Paula Martin was born in Denver Colorado, for her life she has spent time moving around the state. She has lived in both Boulder and Denver, and now resides in Erie. It wasn’t until recently through her own research that she found out that she had roots in Erie, when she found that her great grandmother Lena was born there.
The story really starts with a man who was named Enoch. He migrated to Erie from England around the year 1871. He became a coal miner in Erie’s new economy which emerged because of the trade. He then built a home on 405 Holbrook in Erie around the year 1892, which he then sold later for a whopping one dollar. He made this sale in order to help a man who was hiding the pregnancy of a woman who worked in the town. Martin says, “oddly enough, it turns out the home I live in is only about a mile or so from Enoch’s home.” About living so close to where part of her family tree was born she says, “it’s quite serendipitous, and I’m glad to have learned about this heritage.”

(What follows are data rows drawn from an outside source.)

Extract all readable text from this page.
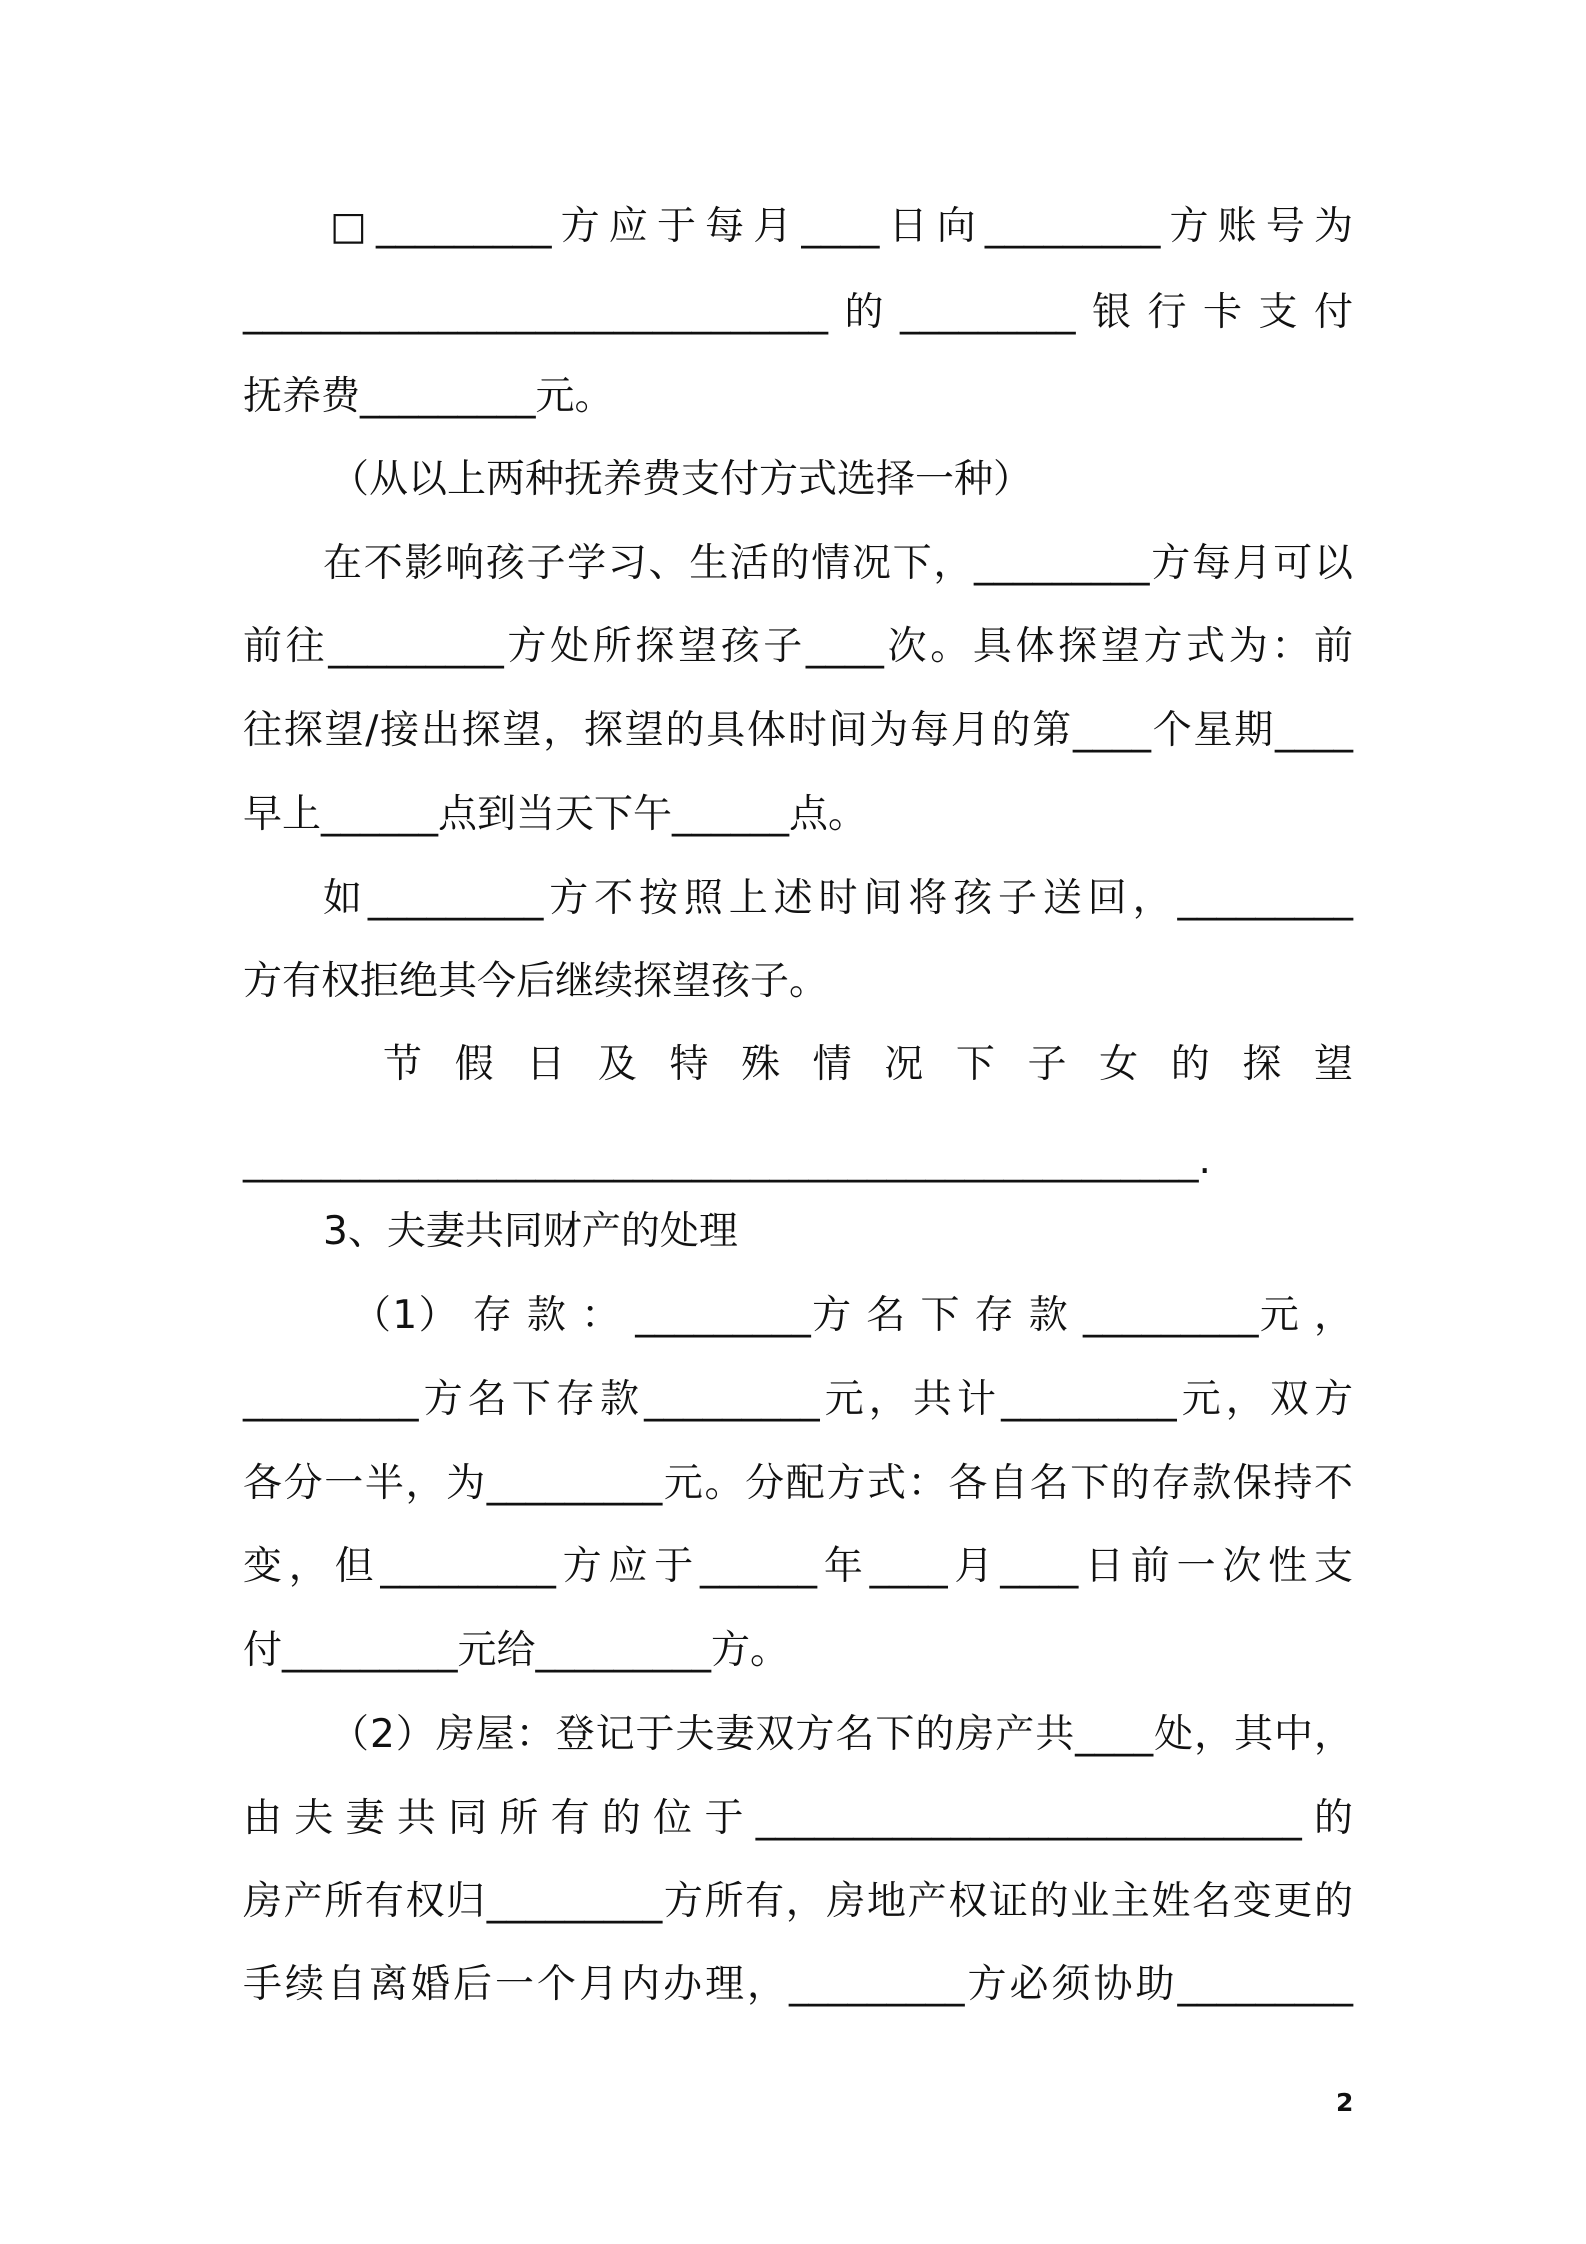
□_________方应于每月____日向_________方账号为
______________________________的_________银行卡支付
抚养费_________元。
（从以上两种抚养费支付方式选择一种）
在不影响孩子学习、生活的情况下，_________方每月可以
前往_________方处所探望孩子____次。具体探望方式为：前
往探望/接出探望，探望的具体时间为每月的第____个星期____
早上______点到当天下午______点。
如_________方不按照上述时间将孩子送回，_________
方有权拒绝其今后继续探望孩子。
节 假 日 及 特 殊 情 况 下 子 女 的 探 望
_________________________________________________.
3、夫妻共同财产的处理
（1） 存 款 ： _________方 名 下 存 款 _________元 ，
_________方名下存款_________元，共计_________元，双方
各分一半，为_________元。分配方式：各自名下的存款保持不
变，但_________方应于______年____月____日前一次性支
付_________元给_________方。
（2）房屋：登记于夫妻双方名下的房产共____处，其中，
由夫妻共同所有的位于____________________________的
房产所有权归_________方所有，房地产权证的业主姓名变更的
手续自离婚后一个月内办理，_________方必须协助_________
2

One of Enoch’s children who was born in Erie was Lena, Martin’s great grandmother who married John Wilson. Though one thing that could have turned heads at this point in America’s young history was that John Wilson was an emancipated slave. Martin reflects, “this was another thing that I never knew.”
While it wouldn’t have been surprising for Enoch her father to have a problem with this unique situation (for the time,) he was accepting and approved of the decision of his daughter. Martin states, “He was a very kind and tolerant person, not just extremely hard working.”

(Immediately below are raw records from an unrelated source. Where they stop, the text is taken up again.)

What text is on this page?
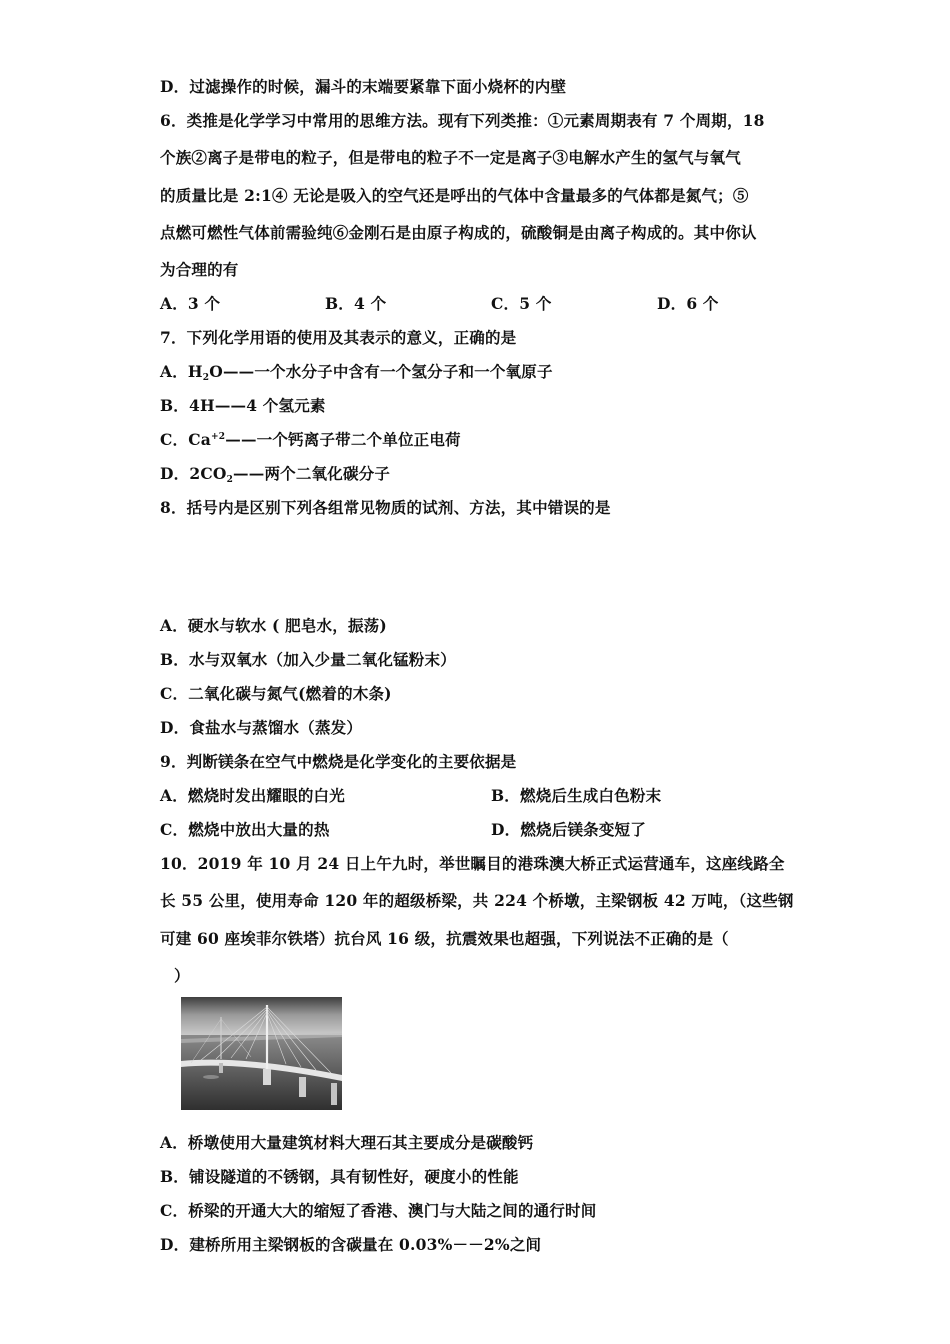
D．过滤操作的时候，漏斗的末端要紧靠下面小烧杯的内壁
6．类推是化学学习中常用的思维方法。现有下列类推：①元素周期表有 7 个周期，18
个族②离子是带电的粒子，但是带电的粒子不一定是离子③电解水产生的氢气与氧气
的质量比是 2:1④ 无论是吸入的空气还是呼出的气体中含量最多的气体都是氮气；⑤
点燃可燃性气体前需验纯⑥金刚石是由原子构成的，硫酸铜是由离子构成的。其中你认
为合理的有
A．3 个	B．4 个	C．5 个	D．6 个
7．下列化学用语的使用及其表示的意义，正确的是
A．$H_2O——$一个水分子中含有一个氢分子和一个氧原子
B．4H——4 个氢元素
C．$Ca^{+2}——$一个钙离子带二个单位正电荷
D．$2CO_2——$两个二氧化碳分子
8．括号内是区别下列各组常见物质的试剂、方法，其中错误的是
A．硬水与软水 ( 肥皂水，振荡)
B．水与双氧水（加入少量二氧化锰粉末）
C．二氧化碳与氮气(燃着的木条)
D．食盐水与蒸馏水（蒸发）
9．判断镁条在空气中燃烧是化学变化的主要依据是
A．燃烧时发出耀眼的白光	B．燃烧后生成白色粉末
C．燃烧中放出大量的热	D．燃烧后镁条变短了
10．2019 年 10 月 24 日上午九时，举世瞩目的港珠澳大桥正式运营通车，这座线路全
长 55 公里，使用寿命 120 年的超级桥梁，共 224 个桥墩，主梁钢板 42 万吨，（这些钢
可建 60 座埃菲尔铁塔）抗台风 16 级，抗震效果也超强，下列说法不正确的是（
）
A．桥墩使用大量建筑材料大理石其主要成分是碳酸钙
B．铺设隧道的不锈钢，具有韧性好，硬度小的性能
C．桥梁的开通大大的缩短了香港、澳门与大陆之间的通行时间
D．建桥所用主梁钢板的含碳量在 0.03%－－2%之间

Though Enoch, according to Martin, was also a fighter for his rights. She says, “I know that he was feisty and you know, fighting for his rights as a laborer as a miner.” Additionally she says, “I know that he was probably very tenacious to come straight from England.”
Enoch was a part of some of the rebellions that the miners had against the doc in pay they had. Martin recalls that there was a report in a mountain newspaper on April 7th, 1885 that, “due to his reduction of the pay for coal miners and some other things that they had really been upset about,” they had written a petition against Joseph Bates for mayor, but ultimately lost. However on the positive side for their cause, they were favored in the answer to a court case that had ensued because of it.

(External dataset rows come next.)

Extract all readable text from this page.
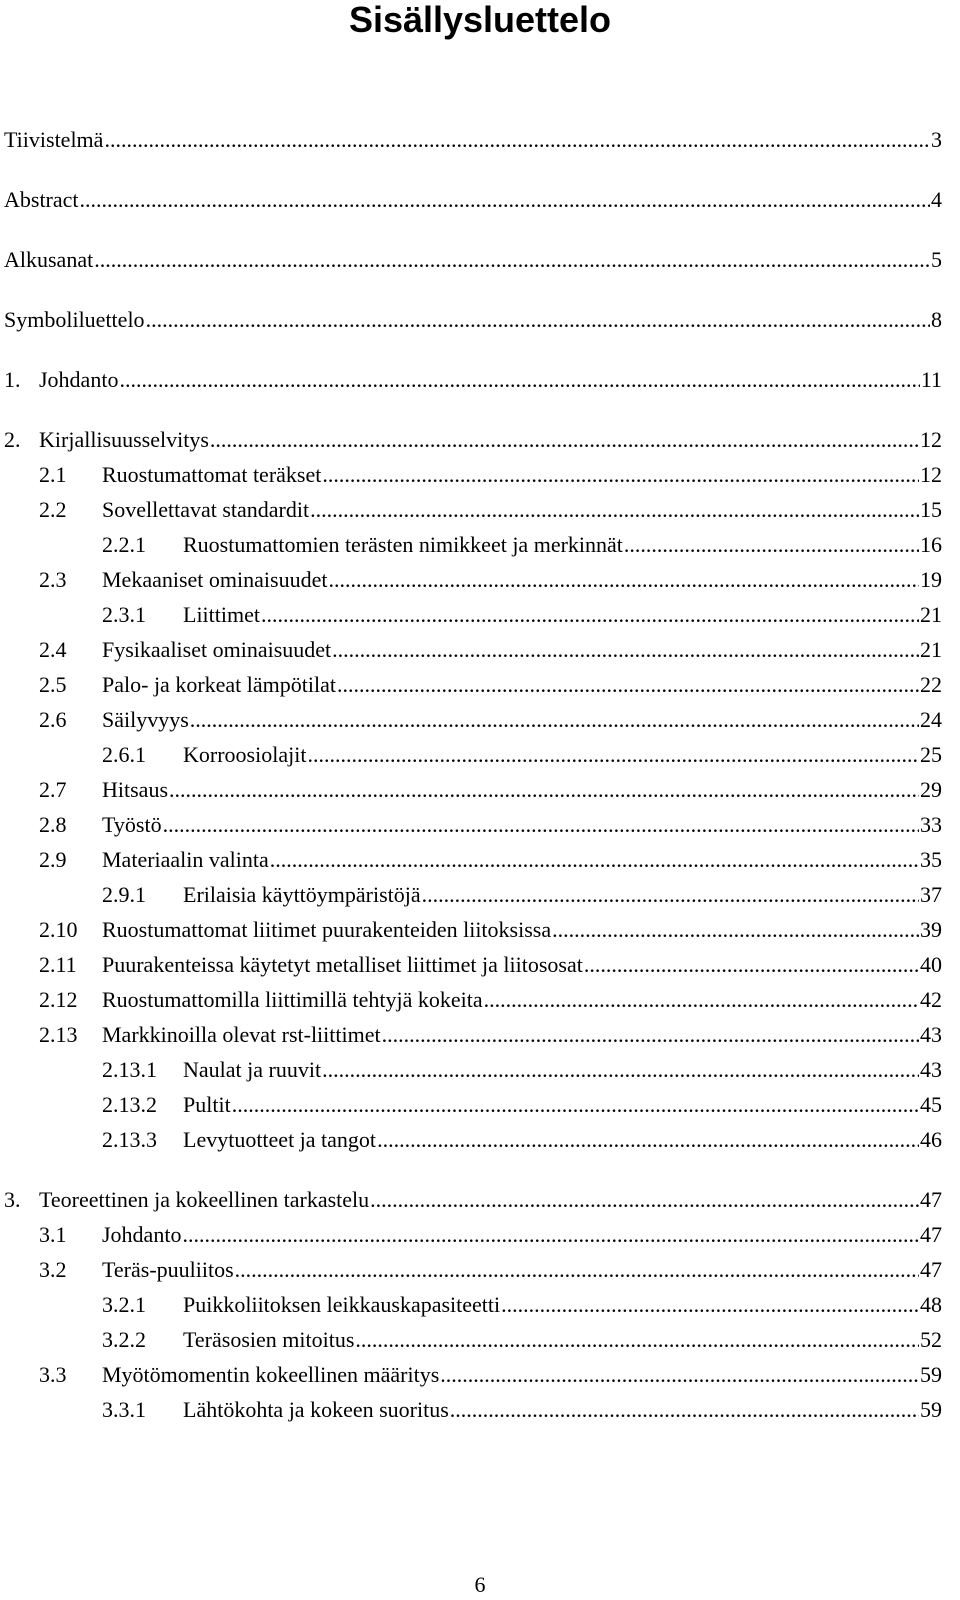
Sisällysluettelo
Tiivistelmä .....	3
Abstract .....	4
Alkusanat .....	5
Symboliluettelo .....	8
1. Johdanto .....	11
2. Kirjallisuusselvitys .....	12
2.1	Ruostumattomat teräkset .....	12
2.2	Sovellettavat standardit .....	15
2.2.1	Ruostumattomien terästen nimikkeet ja merkinnät .....	16
2.3	Mekaaniset ominaisuudet .....	19
2.3.1	Liittimet .....	21
2.4	Fysikaaliset ominaisuudet .....	21
2.5	Palo- ja korkeat lämpötilat .....	22
2.6	Säilyvyys .....	24
2.6.1	Korroosiolajit .....	25
2.7	Hitsaus .....	29
2.8	Työstö .....	33
2.9	Materiaalin valinta .....	35
2.9.1	Erilaisia käyttöympäristöjä .....	37
2.10	Ruostumattomat liitimet puurakenteiden liitoksissa .....	39
2.11	Puurakenteissa käytetyt metalliset liittimet ja liitososat .....	40
2.12	Ruostumattomilla liittimillä tehtyjä kokeita .....	42
2.13	Markkinoilla olevat rst-liittimet .....	43
2.13.1	Naulat ja ruuvit .....	43
2.13.2	Pultit .....	45
2.13.3	Levytuotteet ja tangot .....	46
3. Teoreettinen ja kokeellinen tarkastelu .....	47
3.1	Johdanto .....	47
3.2	Teräs-puuliitos .....	47
3.2.1	Puikkoliitoksen leikkauskapasiteetti .....	48
3.2.2	Teräsosien mitoitus .....	52
3.3	Myötömomentin kokeellinen määritys .....	59
3.3.1	Lähtökohta ja kokeen suoritus .....	59
6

Martin shares that Enoch seemed to have a grand connection to the rest of her family tree and that his influence has a strong reach on both sides of her family. Though she also reflects that his influence reaches her as well. She says, “I feel we owe our current relatively privileged lives to how hard they worked.” Though she goes even further to reference the town of Erie as a whole, she says, “I’m so privileged to have learned the history of my family to have my roots here.”
Through the rare occurrence of finding that one walks in the same town, the same streets, and in the same areas of their ancestors, those like Paula Martin are able to find that they can appreciate the sacrifices of those before them. Not only that, but from the hardships that a town has had to face in order to grow into the state it is in today.